Welcome to Eastside Italian, Bommarito Style
To spend a morning inside Jim Bommarito Dolceria Palermo is to watch a bakery come to life. Early out of the kitchen are the doughnuts, huge trays of them. Later come the Danish pastries in a surprising number of flavors. By 9am a baker’s rack full of aromatic sesame-seed submarine rolls emerges, destined for the lunch crowd. It isn’t long before the first sandwich order is placed. Bread and pizza will emerge later.
“How’s your mom?” co-owner Christine Corrado asks a customer who has just walked in, stopping what she’s doing to chat. “She said ‘hi’ to you,” the customer says. And so it goes on a Friday morning as Corrado waits on customers, takes a phone call, conducts an interview and wonders when she’ll get the following week’s schedule written.
“We’ve got old-timers that have known me since I was a teenager,” she says. “You get to know people.” It’s been that way for three generations at this Italian bakery in St. Clair Shores. It all started with Corrado’s grandparents, Jim and Rose Bommarito. They met in their hometown of Terrasini in western Sicily, near Palermo. They married and came to the United States in an era when millions of Italians were doing the same thing.
In 1925, Jim and Rose and his brothers, Vito and Jack, started selling Italian sweets like lemon ice, gelato, cookies and wedding cakes at Joseph Campau and Mullet in a heavily Italian eastside Detroit neighborhood. “It was the bakery only; no bread,” Corrado says.
Jim and Rose would have one child, Grace. “She was born upstairs from the store,” Corrado says. In 1946 Grace married Sam Valenti, who was born in the U.S. but grew up in Italy, returning to the U.S. at 16 to join his brothers in a produce business.
A photo of Grace and Sam’s wedding party, taken in front of Jim and Rose’s Detroit store, hangs proudly in the bakery. The business retains its original name and offers many of the same Italian specialties created by the founders. Grace and Sam’s four daughters—Christine, Grace, Roseanne and Frances—along with Grace’s husband, Eric Adams, now own and operate the business the girls grew up in. Their offerings have expanded over the years and now include bread, pizza and wine in addition to all the traditional items passed down from their grandparents.
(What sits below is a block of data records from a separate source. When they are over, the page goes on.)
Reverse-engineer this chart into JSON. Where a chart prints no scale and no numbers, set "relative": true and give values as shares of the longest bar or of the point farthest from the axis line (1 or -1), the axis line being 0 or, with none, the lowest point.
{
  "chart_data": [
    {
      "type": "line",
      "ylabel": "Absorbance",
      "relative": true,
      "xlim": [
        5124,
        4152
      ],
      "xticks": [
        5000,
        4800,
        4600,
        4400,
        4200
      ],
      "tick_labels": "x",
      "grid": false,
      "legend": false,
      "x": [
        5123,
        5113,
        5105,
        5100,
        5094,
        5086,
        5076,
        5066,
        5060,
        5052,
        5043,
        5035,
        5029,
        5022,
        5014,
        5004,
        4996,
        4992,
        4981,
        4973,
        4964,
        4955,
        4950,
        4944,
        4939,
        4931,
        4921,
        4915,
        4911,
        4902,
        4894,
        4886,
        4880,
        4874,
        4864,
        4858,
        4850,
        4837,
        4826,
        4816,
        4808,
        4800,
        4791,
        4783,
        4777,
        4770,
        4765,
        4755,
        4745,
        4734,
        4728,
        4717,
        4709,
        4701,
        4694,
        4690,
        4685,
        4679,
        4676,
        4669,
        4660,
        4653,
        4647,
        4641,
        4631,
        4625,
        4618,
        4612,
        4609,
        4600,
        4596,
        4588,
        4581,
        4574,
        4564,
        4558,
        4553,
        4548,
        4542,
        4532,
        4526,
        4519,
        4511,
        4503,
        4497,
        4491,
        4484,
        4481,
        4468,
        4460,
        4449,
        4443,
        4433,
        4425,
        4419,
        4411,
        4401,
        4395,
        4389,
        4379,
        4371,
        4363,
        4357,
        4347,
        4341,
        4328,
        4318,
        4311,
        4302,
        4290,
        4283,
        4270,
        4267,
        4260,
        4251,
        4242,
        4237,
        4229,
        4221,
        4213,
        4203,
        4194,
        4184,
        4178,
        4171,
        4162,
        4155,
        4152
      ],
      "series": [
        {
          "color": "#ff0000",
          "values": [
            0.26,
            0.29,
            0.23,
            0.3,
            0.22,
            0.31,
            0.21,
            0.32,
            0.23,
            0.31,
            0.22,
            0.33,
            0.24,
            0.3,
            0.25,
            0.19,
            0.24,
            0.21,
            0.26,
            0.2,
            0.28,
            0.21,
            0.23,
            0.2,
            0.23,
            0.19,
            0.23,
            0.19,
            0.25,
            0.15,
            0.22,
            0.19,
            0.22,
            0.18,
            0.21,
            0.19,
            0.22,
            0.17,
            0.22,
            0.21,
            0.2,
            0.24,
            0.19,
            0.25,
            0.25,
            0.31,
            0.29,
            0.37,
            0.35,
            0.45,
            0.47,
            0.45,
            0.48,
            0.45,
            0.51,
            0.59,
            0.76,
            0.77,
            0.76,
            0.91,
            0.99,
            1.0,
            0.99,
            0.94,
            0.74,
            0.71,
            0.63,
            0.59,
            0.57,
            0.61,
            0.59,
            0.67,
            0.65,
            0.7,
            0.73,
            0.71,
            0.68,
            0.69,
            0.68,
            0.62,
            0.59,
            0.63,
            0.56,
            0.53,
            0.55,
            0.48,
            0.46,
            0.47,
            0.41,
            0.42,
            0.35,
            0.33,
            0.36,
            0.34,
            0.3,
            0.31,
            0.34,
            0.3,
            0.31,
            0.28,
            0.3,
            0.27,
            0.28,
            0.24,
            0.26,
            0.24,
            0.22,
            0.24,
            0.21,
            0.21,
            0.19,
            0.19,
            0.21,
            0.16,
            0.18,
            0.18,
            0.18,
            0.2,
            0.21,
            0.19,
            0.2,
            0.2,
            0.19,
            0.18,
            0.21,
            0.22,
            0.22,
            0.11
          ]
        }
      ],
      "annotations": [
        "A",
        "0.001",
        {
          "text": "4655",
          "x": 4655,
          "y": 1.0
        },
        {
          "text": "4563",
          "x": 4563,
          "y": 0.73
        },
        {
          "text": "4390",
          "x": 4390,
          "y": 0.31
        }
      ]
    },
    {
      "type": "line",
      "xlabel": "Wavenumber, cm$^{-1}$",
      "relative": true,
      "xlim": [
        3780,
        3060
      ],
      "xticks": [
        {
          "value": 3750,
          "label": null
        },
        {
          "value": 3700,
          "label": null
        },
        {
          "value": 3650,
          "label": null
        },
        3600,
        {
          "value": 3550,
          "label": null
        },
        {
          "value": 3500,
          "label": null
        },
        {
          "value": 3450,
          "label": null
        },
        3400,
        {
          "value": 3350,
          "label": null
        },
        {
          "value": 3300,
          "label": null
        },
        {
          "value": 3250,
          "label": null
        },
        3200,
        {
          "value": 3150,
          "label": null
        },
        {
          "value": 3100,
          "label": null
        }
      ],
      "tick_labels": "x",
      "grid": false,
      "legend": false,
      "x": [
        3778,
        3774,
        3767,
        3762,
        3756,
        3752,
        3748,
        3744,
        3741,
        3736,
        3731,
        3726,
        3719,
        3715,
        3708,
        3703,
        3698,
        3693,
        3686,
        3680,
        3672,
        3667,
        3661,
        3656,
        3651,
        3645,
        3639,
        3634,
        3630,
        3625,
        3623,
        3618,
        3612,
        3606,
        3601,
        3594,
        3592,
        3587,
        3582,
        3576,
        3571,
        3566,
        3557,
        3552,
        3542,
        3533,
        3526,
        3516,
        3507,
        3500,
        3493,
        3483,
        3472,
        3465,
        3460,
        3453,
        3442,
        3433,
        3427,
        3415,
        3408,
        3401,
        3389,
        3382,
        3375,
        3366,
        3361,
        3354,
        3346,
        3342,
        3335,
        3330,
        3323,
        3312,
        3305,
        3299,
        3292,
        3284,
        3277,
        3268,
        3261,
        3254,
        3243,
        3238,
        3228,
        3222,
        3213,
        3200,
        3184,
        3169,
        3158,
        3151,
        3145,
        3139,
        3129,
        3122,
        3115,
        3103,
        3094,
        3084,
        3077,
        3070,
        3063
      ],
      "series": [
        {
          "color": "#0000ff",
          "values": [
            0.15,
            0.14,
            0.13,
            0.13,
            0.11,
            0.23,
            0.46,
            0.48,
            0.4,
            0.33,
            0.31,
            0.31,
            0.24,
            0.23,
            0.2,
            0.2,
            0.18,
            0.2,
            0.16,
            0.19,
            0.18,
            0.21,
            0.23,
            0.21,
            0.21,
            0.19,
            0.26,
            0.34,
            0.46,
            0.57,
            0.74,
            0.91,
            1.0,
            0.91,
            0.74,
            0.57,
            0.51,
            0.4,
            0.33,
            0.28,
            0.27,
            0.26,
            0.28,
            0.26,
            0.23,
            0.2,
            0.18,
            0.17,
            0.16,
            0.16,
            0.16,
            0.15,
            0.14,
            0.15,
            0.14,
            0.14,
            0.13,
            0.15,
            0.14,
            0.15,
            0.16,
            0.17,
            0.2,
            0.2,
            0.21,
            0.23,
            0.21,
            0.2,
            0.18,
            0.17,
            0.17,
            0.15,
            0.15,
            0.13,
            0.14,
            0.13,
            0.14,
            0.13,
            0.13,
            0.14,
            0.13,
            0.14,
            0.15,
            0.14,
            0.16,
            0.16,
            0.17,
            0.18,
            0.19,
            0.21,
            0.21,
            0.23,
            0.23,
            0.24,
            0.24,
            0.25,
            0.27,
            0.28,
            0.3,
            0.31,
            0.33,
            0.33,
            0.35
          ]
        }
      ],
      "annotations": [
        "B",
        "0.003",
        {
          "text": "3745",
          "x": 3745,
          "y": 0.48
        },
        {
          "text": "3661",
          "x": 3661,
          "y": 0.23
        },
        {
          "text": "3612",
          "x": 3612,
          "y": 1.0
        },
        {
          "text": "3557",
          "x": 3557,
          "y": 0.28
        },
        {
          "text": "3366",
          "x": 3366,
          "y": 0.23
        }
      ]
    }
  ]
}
“My dad learned the business from my grandpa,” Corrado says. Every weekend the family would drive to Detroit, where Jim and Rose lived above their store. While the kids played upstairs, Sam Valenti worked alongside his father-in-law. Grace and Sam moved to St. Clair Shores in 1952, continuing to spend their weekends at the Detroit store until it closed. In 1961 they opened their own place.
“As kids we learned the whole business,” Corrado says. Her weekends were spent sitting by the phone, taking pizza orders. She did her homework in the store and remembers that her mother would cook meals for the staff. “As a kid I really didn’t like working in the business because my friends’ parents had the weekends off,” she says. “My parents’ day off was Monday.”
She credits her father with expanding the bakery’s offerings to meet changing demands. “It was my dad who was innovative. He had the foresight to know we had to do more to stay in business in this economy,” she says. “My dad was a brilliant man. So he learned. He went to experts.” For example, he hired a Belgian baker to show him how to make Danish pastry. He also started selling wine.
But there’s no messing with success. “The Italian cookies are my grandfather’s original recipe; we stayed with that,” Corrado says. The same is true for the gelato, lemon ice and cannoli. The one concession to modern times is a soft-serve machine that has made it a lot easier to serve the lemon ice which, when frozen, becomes rock solid.
"Ninety-nine percent of everything that is baked is made here,” Corrado says.
An exception is tiramisu, which is imported frozen from Italy. Some non-Italian specialties, such as shortbread and baklava, are brought in “because people ask for them,” she says. “The few things we don’t make, we try and get the best of the best.”
The store includes a deli counter, packaged Italian specialty foods and a sizeable wine section. Eric Adams, who started working at the store at age 14, has developed the wine department from the jug wines that started it. “He started having a passion for wine,” Corrado says. “He really got involved in knowing wines and studying them.”
Baking starts at 6am, earlier on weekends. “When it comes holiday time they’re here at midnight,” she says. Sales of their traditional Italian cookies are huge for the holidays. “Cookies have always been popular. But I think years ago people baked. People are doing less baking because they don’t have the time.”
The bakery does no advertising—there’s no need. “Our patronage is phenomenal,” Corrado says. “When we get slammed, we’re lined up at the door. When I see that crowd out there, I hear my mom and dad saying, ‘Feed the people.’ So I take out a tray of cookies.
“My sisters and I, we’re just incredibly proud of our heritage. Our parents worked hard and made many sacrifices. The fact that we’re keeping this place going so vibrantly is a tribute to them.”